Salutiamo Brighton facendo un salto a vedere una delle prime opere di Bansky , una delle più caustiche : il bacio tra i due poliziotti (Kissing coppers, del 2004). L’immagine dell’omosessualità assume un significato di sberleffo nei confronti dell’autorità , ma è anche un invito a combattere l’omofobia e l’ipocrita negazione dell’omosessualità nel mondo militare. Quella che vediamo è comunque una copia su tela : l’ opera originale è stata venduta dal proprietario del pub ad una galleria newyorchese e battuto poi all’asta in Florida nel 2014 per 420.000 euro.
Un poco frastornati ci fermiamo a pranzo da Harry Ramsden’s dove ci rifocilliamo con il suo mitico fish and chips (un intero merluzzo).


Alla fine della giornata ci dirigiamo al farm-campsite scelto per la notte : Gabriel Fishery (non so dire esattamente dove). Il proprietario – gentilissimo – esce di casa e riapre la reception per accoglierci nonostante arriviamo decisamente tardi : ci indica lo sterrato da prendere e ci fornisce tutte le indicazioni di utilizzo dei servizi. Facciamo un bel tratto di strada in questa vasta area intorno ad alcuni laghi da pesca , con diversi campi di sosta dotati di servizi molto essenziali . Ingaggiamo una lotta con la doccia, dal meccanismo di regolazione della temperatura pressochè impossibile da gestire : o NON fai la doccia fredda o NON la fai bollente.

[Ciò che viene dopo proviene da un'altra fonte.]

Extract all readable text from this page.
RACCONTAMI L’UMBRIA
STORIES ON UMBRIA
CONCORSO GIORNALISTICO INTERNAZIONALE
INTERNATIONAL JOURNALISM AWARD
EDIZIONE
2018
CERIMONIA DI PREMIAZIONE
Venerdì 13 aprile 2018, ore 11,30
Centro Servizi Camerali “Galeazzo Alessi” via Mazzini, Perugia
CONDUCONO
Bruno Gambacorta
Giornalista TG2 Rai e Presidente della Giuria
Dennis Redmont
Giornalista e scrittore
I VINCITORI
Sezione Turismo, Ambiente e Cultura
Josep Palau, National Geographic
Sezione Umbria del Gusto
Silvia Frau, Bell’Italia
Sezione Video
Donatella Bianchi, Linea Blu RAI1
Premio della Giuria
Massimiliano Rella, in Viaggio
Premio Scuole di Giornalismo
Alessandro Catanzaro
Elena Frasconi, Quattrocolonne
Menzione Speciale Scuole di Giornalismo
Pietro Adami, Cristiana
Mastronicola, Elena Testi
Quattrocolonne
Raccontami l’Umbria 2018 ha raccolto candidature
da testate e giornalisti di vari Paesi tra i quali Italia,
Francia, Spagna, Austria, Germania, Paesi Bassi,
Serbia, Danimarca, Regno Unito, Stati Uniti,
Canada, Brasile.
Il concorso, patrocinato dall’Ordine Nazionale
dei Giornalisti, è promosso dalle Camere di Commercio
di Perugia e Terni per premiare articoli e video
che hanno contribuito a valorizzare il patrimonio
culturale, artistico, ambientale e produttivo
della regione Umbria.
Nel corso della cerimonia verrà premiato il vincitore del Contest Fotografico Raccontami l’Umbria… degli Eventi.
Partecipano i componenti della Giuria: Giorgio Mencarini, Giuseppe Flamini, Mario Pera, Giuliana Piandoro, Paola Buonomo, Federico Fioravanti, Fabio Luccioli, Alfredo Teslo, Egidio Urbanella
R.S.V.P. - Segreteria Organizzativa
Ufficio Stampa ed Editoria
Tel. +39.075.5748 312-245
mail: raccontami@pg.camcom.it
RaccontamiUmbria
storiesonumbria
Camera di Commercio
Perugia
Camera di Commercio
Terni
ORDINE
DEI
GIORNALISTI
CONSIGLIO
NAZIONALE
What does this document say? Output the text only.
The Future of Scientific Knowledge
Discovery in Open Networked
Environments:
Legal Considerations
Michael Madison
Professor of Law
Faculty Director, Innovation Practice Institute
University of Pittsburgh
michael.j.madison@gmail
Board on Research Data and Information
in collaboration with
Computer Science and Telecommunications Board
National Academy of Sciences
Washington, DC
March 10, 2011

Dopo lunghi tentativi riesco a trovare un compromesso accettabile, anche se un pò caldino . Tutti belli rossi, ceniamo ammirando un tramonto tra nuvoloni scuri , drammatico e meraviglioso. Ovviamente poi inizia a piovere…. Al mattino il signor Gabriel viene a trovarci per vedere se è tutto a posto : gli spieghiamo il problema della doccia , e lui ci fa vedere una semplice rotella di regolazione della temperatura dietro alla baracca. Siamo poi salutati da tutti gli animali del vicinato.